The latest cyber- attack, using ransomware in partnership with a worm, has caused havoc across the globe, with Russia, Spain and the UK thought to be the most affected. Europol estimates there are 200,000 victims in 150 countries, although this figure is likely to rise.
While there are regular strikes on individuals and businesses, this one, known as WannaCry or WannaCrypt, has caused such a widespread infection due to its ability to replicate through a network and infect vulnerable computers without each user clicking on an email link or attachment. WannaCry then locks and encrypts files and demands $300 (£230) in BitCoins, typical for such ransomware. Of course there is never a guarantee paying will do anything either!
Whilst Microsoft had released a patch in March 2017, it does highlight some different IT risks both from a legacy perspective but also in how companies approach applying patches.
Are we factoring IT risk when making investment decisions?
Many companies that were hit by this cyber event were still running a legacy operating system, Windows XP, that Microsoft stopped supporting 3 years ago on 8th April 2014. When considering IT investments, of course there are the opportunities the investment raises, but is your organisation factoring in the potential impacts and threats from not making the investment?
In the case of the UK’s NHS, thousands of computers were effected. With a complicated set up of partners and suppliers, complex infrastructure, sensitivity of data, and presumably budgeting issues, did not move software upgrades to the top of the agenda quickly enough. Surely, a red flag for Risk Managers and IT teams within the organization.
What is the best approach for applying patches?
Many of people with home computers, just tick the automatic update option for patches from Microsoft and trust in Microsoft’s quality and testing program.

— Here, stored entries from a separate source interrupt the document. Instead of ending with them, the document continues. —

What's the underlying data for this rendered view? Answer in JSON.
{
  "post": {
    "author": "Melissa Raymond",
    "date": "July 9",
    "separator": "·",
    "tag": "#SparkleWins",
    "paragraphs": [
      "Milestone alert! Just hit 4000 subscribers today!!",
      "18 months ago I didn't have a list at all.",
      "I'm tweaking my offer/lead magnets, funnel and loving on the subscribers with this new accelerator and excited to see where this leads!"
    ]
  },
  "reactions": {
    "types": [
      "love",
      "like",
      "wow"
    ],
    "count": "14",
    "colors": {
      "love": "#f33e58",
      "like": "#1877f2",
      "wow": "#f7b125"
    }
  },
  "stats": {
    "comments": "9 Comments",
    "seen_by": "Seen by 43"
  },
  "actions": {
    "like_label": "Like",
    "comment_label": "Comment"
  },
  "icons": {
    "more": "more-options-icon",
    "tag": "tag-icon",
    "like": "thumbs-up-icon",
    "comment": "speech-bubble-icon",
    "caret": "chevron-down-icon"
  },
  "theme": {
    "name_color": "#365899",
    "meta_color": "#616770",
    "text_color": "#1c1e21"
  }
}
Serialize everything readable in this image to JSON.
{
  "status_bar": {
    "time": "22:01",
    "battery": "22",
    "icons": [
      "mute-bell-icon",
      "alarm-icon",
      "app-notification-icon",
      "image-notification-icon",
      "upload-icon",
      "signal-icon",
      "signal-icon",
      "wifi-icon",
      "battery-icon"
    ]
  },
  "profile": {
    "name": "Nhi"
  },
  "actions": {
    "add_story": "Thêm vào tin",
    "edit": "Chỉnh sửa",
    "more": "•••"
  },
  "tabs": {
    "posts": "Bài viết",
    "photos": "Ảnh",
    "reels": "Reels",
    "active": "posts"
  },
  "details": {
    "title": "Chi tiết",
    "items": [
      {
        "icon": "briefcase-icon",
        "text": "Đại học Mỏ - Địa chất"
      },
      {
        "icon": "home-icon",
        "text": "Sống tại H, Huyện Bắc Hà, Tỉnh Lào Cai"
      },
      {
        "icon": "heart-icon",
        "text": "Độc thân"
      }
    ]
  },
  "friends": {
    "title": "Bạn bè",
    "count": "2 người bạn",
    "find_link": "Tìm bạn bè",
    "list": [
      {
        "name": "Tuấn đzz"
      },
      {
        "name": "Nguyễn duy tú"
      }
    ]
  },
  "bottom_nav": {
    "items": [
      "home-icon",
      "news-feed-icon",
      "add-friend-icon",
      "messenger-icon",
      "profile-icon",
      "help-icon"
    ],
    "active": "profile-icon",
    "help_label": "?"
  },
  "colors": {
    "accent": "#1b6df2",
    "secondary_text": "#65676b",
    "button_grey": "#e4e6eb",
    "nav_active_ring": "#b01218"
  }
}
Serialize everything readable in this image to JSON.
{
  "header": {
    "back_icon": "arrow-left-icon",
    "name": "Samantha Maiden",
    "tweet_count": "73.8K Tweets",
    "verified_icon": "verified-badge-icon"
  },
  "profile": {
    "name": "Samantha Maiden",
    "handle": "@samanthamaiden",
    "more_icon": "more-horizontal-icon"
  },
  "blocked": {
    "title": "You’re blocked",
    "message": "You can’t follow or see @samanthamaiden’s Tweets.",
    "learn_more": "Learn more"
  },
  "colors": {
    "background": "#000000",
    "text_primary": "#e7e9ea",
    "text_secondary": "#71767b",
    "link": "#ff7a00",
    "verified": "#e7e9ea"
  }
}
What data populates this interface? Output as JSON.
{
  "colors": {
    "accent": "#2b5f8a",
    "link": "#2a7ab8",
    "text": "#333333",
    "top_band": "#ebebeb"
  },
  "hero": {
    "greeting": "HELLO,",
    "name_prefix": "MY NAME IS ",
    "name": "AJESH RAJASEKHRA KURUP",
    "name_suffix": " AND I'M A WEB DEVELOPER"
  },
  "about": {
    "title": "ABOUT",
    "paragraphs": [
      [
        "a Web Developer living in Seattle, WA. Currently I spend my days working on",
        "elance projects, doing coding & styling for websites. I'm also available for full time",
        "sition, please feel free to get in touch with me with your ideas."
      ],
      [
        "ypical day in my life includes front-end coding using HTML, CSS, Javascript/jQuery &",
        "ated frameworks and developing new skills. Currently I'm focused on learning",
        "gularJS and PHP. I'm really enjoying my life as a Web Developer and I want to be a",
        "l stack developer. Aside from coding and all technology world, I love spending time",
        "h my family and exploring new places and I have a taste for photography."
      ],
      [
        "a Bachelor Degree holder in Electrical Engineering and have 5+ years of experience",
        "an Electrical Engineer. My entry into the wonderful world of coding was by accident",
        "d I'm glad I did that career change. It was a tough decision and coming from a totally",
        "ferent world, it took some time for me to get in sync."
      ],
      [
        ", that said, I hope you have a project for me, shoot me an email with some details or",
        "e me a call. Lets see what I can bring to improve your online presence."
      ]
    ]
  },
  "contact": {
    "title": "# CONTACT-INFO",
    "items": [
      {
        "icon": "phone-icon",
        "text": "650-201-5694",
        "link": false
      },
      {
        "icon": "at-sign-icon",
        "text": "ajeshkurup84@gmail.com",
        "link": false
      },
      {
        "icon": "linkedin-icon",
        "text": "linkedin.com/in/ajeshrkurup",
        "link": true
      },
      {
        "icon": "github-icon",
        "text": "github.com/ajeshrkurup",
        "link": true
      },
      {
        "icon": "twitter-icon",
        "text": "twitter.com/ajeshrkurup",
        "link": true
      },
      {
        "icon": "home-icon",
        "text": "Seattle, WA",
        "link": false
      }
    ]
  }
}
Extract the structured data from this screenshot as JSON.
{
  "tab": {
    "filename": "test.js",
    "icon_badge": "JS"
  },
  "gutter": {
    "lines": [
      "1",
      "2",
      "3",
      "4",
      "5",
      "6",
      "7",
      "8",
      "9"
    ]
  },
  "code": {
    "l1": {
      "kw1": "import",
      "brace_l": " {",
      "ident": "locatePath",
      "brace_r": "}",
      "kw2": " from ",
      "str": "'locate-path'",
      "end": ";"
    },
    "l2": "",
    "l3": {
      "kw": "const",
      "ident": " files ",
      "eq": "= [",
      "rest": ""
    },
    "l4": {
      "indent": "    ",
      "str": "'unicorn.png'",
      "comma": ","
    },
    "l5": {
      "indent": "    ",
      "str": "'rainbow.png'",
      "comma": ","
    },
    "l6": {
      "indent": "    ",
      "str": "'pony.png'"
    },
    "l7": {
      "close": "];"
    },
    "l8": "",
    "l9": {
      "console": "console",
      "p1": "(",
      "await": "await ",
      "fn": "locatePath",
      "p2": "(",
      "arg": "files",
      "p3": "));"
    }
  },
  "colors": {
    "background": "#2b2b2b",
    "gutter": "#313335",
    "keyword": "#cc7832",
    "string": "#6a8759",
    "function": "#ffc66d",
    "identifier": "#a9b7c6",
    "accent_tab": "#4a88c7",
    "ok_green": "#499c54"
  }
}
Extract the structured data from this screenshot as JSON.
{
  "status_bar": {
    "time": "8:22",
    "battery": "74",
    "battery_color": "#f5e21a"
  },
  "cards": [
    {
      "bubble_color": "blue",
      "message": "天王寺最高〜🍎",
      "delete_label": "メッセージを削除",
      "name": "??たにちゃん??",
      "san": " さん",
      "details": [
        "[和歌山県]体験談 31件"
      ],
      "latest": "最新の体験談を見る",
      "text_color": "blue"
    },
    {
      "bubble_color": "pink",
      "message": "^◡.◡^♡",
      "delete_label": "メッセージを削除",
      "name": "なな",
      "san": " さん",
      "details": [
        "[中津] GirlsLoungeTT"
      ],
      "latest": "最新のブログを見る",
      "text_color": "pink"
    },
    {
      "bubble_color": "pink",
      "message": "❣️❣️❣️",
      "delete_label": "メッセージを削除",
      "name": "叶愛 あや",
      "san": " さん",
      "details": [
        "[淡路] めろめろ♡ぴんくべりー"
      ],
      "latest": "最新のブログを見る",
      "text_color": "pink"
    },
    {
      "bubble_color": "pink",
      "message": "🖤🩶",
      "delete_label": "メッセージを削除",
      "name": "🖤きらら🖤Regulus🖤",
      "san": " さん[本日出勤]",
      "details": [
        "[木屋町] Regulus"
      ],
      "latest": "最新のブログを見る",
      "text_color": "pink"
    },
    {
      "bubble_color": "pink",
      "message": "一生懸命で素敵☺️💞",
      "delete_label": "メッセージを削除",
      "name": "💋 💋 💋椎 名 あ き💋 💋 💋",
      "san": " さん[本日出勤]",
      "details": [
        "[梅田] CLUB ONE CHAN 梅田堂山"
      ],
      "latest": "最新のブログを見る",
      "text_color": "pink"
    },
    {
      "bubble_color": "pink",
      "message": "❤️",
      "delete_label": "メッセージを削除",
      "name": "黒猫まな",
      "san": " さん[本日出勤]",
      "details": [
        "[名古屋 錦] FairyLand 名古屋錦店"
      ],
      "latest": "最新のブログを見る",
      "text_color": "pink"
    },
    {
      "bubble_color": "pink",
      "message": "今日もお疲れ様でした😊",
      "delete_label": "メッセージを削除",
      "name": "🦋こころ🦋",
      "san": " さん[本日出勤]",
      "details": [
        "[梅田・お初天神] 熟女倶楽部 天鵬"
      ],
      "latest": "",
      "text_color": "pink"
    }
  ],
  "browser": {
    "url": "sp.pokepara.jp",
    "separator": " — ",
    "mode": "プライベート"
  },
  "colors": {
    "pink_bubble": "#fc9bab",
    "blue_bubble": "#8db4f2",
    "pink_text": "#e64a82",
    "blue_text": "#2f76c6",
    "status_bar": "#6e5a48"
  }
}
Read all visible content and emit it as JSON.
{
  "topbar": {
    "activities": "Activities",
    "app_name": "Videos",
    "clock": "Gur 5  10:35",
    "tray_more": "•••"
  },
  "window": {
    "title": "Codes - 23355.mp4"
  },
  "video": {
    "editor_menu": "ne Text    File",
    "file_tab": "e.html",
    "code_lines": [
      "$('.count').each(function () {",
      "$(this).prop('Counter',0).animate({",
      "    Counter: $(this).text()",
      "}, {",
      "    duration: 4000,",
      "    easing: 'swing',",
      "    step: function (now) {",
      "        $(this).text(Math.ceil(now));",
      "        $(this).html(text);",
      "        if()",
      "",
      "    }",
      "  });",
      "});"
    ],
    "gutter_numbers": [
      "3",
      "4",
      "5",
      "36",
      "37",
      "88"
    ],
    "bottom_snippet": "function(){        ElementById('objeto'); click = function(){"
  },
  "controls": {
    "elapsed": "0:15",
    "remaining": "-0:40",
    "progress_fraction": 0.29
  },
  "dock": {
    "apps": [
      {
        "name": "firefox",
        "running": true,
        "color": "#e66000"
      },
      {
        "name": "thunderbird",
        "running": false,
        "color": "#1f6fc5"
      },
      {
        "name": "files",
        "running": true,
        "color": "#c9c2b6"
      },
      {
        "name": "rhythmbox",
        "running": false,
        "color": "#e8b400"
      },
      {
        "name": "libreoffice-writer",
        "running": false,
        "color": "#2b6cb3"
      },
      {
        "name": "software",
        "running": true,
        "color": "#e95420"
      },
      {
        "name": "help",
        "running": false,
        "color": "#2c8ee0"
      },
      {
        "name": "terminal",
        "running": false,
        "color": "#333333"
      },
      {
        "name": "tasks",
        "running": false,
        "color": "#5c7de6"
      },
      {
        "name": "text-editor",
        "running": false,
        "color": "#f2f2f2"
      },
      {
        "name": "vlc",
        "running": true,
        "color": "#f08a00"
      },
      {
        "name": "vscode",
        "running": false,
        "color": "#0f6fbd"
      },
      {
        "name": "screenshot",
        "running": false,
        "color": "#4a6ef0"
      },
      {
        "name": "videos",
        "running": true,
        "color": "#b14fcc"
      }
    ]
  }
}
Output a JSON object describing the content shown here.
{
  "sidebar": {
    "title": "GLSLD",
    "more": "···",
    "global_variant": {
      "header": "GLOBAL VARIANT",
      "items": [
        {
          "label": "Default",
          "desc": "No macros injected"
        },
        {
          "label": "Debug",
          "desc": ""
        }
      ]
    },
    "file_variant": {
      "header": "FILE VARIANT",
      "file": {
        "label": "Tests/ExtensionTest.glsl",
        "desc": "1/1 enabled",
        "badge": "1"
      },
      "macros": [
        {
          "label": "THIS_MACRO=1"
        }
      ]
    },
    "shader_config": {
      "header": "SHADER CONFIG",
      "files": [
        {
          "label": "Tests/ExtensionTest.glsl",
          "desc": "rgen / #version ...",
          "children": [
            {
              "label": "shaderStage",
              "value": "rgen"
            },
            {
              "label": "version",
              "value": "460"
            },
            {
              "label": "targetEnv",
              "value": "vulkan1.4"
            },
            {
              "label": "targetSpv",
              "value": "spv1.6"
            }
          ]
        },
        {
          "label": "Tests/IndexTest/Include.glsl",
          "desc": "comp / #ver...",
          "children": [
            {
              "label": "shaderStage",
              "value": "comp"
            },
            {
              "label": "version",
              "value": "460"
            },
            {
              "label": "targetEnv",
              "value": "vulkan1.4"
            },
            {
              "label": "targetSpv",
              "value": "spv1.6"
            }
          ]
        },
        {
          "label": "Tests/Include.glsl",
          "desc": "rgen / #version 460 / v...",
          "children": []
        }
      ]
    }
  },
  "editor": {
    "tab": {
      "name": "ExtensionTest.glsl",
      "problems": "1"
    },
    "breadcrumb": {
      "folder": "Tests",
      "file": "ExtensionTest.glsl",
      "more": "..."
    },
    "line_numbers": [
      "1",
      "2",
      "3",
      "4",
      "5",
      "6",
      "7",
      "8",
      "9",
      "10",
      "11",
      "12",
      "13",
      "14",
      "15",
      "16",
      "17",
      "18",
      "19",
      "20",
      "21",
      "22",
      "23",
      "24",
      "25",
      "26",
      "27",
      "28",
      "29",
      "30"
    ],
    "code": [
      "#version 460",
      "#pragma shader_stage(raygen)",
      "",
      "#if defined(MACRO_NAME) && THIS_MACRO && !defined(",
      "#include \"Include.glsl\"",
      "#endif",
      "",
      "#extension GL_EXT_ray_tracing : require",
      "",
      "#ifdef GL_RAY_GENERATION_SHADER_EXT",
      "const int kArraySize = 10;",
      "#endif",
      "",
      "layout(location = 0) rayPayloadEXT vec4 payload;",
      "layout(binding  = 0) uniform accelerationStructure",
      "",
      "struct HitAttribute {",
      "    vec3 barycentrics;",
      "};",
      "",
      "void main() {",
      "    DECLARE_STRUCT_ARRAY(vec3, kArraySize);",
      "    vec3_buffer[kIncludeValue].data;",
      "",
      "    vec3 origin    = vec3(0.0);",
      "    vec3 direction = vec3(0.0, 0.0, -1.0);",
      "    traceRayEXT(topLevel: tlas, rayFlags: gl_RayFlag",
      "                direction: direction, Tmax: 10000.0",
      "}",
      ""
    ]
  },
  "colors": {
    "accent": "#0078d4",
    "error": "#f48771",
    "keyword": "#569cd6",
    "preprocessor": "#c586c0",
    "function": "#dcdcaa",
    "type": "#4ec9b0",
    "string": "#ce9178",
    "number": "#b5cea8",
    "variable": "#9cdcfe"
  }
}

However, for organisations running thousands of computers with a complex landscape of software and applications, this may seem a high-risk strategy. So, they invest in test environments where patches and fixes are rigorously tested before being released. Of course, this all takes time and money.
What must be balanced is the potential cost of delaying applying a patch versus the cost of rigorous testing versus the cost of a non-tested patch causing issues. Certainly, not an easy balancing act but this event has shown is there is no real safe route.
Is the risk over?
This cyber event got stopped in its tracks by the serendipitous actions of the blogger known as MalwareTech (@MalwareTechBloG), who stumbled on a ‘kill switch’ by registering a domain name that the ransomware was trying to reach. Of course this doesn’t help computers already infected but it does slow down the spread plus there is always the potential for variants to appear.
Managing the risk of cyber-attacks
In the case of WannaCry, and all ransomware, you can protect yourself by ensuring your computer has an up-to-date operating system and software, you have current and reliable anti-virus software. Also be wary of opening emails from unknown senders, an odd email from a contact or opening any attachments or clicking on links. Taking a regular back up of important documents should mean you can restore files in case the worst happens.
For businesses, it is also important to have a robust ERM framework with an up-to-date risk register combined with a good risk management system. Having a disaster recovery plan for cyber risks, which might include IT security measures, applying updates in a timely fashion, rehearsing attack responses and staff training, is the best way to mitigate an attack.
Finally, organizations can consider insurance solutions to help manage the financial impacts of any interruptions to the business as well.